Babalarla dedeler arasındaki ihtilafları Dede çözer. Dedeler arası ihtilafları “Düşkünler Ocağı” çözer. İhtilaf konusuna göre ocakların belirlenmiş ihtisas alanları vardır, onlar çözerler. Darda ceza almış kimse bir alevi veya Bektaşi savcılığa başvurup dava açamaz. Cemde önce kadınlara söz verilir. Cemde söz hakkı sahibi olabilmek için akli baliğ olunması gerekir.

Rızalık´da gelir temin edilir, dede o parayı dergâha getirir, canlara gösterir bu meblağın bir kısmı dergâha gelir kayıt edilir, bir kısmı ise dedeye verilmiş olur.

Sünni inançlı bir Müslüman, Alevi olmak ister ise, bir dedeye gidilir, ona başvurulur, neden bu yola girmek istediği sorulur. Dede o şahsa Alevilikte Allah, Peygamber, Ehlibeyt, Kuran, 12 İmam anlayışını izah eder ve yolun kurallarını anlatır. Dede ona Alevilerden bir musahip seçmesi için süre verir. Aday musahiple birlikte ceme gelir ve gelirken bir lokma getirir. Bu bir kurbandır. Adayın kabul görebilmesi için dedenin ve musahibin kararları yeterlidir.

Alevilerde ölünün kırkı yapılır. Ölümün 40. Gününde, ölen kimsenin dedesi, musahibi, aile fertleri ve yakın çevresi bulunurlar. Musahibi varsa onu alıp birilerine borcu var ise, birileri ile arasında kırgınlıklar yaşanmış ise, onlardan helallik alınır. Bunlar dardan indirmede çözümlenirler.

Alevi inançlı bir Müslüman hayatta iken katılmış olduğu her cemdekilerden helallik almış olur, helallaşılmadan cem başlamış olmaz. Musahibin bu konuda konuşma hakkı vardır, Alacağı vereceği konusunda sözcülük yapar.(4)

Musahip çocukları arasında evlilik olmaz.
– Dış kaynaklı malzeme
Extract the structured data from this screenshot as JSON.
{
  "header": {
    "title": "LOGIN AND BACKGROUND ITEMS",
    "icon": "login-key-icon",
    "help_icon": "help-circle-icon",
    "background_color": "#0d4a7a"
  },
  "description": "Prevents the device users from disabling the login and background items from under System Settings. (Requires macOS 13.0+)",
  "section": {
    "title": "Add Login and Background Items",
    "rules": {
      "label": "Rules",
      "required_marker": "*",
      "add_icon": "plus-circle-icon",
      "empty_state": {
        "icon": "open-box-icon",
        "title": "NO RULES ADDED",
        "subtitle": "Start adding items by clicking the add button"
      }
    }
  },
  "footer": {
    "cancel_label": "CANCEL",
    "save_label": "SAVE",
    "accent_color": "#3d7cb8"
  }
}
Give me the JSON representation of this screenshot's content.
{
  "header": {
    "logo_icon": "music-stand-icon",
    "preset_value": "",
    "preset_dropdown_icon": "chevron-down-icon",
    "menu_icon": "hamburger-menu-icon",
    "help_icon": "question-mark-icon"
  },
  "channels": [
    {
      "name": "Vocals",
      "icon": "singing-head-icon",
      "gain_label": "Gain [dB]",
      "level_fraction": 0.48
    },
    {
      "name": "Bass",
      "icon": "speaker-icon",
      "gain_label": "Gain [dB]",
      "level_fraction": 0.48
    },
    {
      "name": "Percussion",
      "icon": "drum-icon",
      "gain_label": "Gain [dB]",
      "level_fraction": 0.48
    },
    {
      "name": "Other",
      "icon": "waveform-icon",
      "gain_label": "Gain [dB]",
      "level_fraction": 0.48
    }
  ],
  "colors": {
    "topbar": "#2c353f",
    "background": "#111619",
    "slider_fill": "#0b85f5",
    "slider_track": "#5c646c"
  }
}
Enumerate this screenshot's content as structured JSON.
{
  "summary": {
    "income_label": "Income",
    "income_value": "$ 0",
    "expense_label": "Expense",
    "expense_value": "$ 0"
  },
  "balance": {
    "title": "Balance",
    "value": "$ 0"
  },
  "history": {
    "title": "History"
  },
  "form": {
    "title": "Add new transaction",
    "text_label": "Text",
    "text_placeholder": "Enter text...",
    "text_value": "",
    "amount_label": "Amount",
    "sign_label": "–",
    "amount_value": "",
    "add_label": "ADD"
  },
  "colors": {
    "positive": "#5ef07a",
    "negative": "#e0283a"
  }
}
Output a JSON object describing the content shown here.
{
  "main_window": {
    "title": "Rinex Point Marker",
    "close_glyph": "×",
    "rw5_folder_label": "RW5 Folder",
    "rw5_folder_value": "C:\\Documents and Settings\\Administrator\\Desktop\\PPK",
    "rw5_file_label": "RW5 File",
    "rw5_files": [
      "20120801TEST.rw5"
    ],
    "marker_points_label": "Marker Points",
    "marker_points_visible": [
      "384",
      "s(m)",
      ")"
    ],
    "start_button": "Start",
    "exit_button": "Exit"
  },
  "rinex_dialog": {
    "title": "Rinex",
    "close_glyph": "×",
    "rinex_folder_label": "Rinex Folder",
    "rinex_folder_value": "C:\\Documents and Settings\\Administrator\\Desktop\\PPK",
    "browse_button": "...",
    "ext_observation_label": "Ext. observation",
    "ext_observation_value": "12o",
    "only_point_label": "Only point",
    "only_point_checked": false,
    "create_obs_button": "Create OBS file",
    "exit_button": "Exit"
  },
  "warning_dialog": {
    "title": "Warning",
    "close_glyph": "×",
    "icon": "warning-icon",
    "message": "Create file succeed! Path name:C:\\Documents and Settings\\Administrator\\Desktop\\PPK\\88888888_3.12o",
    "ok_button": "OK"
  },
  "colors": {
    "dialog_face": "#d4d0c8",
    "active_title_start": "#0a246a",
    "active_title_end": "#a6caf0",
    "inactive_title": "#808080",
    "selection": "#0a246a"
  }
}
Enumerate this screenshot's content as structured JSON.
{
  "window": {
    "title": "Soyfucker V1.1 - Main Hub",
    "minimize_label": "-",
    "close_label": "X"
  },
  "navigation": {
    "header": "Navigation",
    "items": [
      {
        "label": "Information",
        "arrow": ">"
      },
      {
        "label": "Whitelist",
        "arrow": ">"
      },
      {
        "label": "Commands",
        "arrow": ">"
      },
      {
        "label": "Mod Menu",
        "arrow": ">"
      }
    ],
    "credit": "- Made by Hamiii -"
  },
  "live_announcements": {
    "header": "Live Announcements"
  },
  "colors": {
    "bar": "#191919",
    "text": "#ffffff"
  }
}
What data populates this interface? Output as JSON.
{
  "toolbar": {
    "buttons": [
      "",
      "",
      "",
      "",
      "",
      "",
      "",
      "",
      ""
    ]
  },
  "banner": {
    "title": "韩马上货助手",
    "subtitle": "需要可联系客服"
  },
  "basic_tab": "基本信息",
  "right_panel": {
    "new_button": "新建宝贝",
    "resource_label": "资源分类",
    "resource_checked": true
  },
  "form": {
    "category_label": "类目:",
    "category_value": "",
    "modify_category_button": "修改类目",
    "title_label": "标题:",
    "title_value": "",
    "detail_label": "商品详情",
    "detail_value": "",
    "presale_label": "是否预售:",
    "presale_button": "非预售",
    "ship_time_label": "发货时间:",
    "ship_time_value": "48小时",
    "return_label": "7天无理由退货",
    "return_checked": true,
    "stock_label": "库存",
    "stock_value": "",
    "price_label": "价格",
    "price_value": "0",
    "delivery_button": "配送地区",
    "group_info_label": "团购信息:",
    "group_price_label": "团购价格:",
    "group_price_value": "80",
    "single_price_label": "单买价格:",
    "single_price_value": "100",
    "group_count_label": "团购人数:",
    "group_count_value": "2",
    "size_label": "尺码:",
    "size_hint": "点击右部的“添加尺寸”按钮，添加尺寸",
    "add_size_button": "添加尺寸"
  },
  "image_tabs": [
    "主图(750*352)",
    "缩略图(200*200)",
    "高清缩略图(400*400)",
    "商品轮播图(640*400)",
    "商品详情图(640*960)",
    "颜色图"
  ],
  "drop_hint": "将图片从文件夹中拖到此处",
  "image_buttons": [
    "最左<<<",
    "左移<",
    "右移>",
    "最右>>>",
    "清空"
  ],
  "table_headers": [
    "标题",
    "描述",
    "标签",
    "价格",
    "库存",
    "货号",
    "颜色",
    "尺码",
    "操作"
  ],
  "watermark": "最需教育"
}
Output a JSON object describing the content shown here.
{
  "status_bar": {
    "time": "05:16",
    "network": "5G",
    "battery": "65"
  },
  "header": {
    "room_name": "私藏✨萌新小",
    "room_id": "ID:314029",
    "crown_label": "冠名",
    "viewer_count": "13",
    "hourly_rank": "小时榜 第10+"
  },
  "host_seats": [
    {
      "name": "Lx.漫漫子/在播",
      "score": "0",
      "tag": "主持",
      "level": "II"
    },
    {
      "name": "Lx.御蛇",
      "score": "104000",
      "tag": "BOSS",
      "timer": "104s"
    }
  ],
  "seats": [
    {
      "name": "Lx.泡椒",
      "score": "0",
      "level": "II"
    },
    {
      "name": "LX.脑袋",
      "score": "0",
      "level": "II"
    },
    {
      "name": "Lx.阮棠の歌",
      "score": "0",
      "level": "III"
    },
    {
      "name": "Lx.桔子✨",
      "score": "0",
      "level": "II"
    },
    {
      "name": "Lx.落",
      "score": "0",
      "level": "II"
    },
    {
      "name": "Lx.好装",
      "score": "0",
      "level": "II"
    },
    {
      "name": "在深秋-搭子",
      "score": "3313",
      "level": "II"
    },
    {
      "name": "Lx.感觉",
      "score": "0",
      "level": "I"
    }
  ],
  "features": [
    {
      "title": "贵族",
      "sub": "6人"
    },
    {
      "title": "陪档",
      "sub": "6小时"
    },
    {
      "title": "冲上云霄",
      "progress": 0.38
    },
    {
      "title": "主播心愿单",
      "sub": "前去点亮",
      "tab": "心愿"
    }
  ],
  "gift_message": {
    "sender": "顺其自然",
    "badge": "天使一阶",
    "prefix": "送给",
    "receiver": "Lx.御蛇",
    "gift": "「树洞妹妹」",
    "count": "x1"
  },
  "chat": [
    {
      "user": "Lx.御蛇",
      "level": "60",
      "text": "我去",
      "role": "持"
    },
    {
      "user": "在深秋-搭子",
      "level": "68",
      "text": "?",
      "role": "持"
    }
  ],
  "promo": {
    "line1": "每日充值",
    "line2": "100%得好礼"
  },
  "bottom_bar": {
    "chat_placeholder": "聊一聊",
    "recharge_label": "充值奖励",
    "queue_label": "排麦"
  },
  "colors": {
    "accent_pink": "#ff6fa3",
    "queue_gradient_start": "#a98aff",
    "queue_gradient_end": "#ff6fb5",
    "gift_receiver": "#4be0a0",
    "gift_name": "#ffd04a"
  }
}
Bu toplumda ihtilaflı taraflardan birisi Sünni inançlı Müslüman kesimden ise o şahıs da dinlenilmek üzere ceme çağrılır, o ceme gelmez ise dede ona gider onu dinler.(5)

Alevilerde doğumun da kırkı yapılır. Doğum Kırkı´nda 40. Gün toplu yemek yenilir, yemekte dede dua eder. Evlilik kırkı diye bir kırklama merasim olarak bilinmemektedir.(6)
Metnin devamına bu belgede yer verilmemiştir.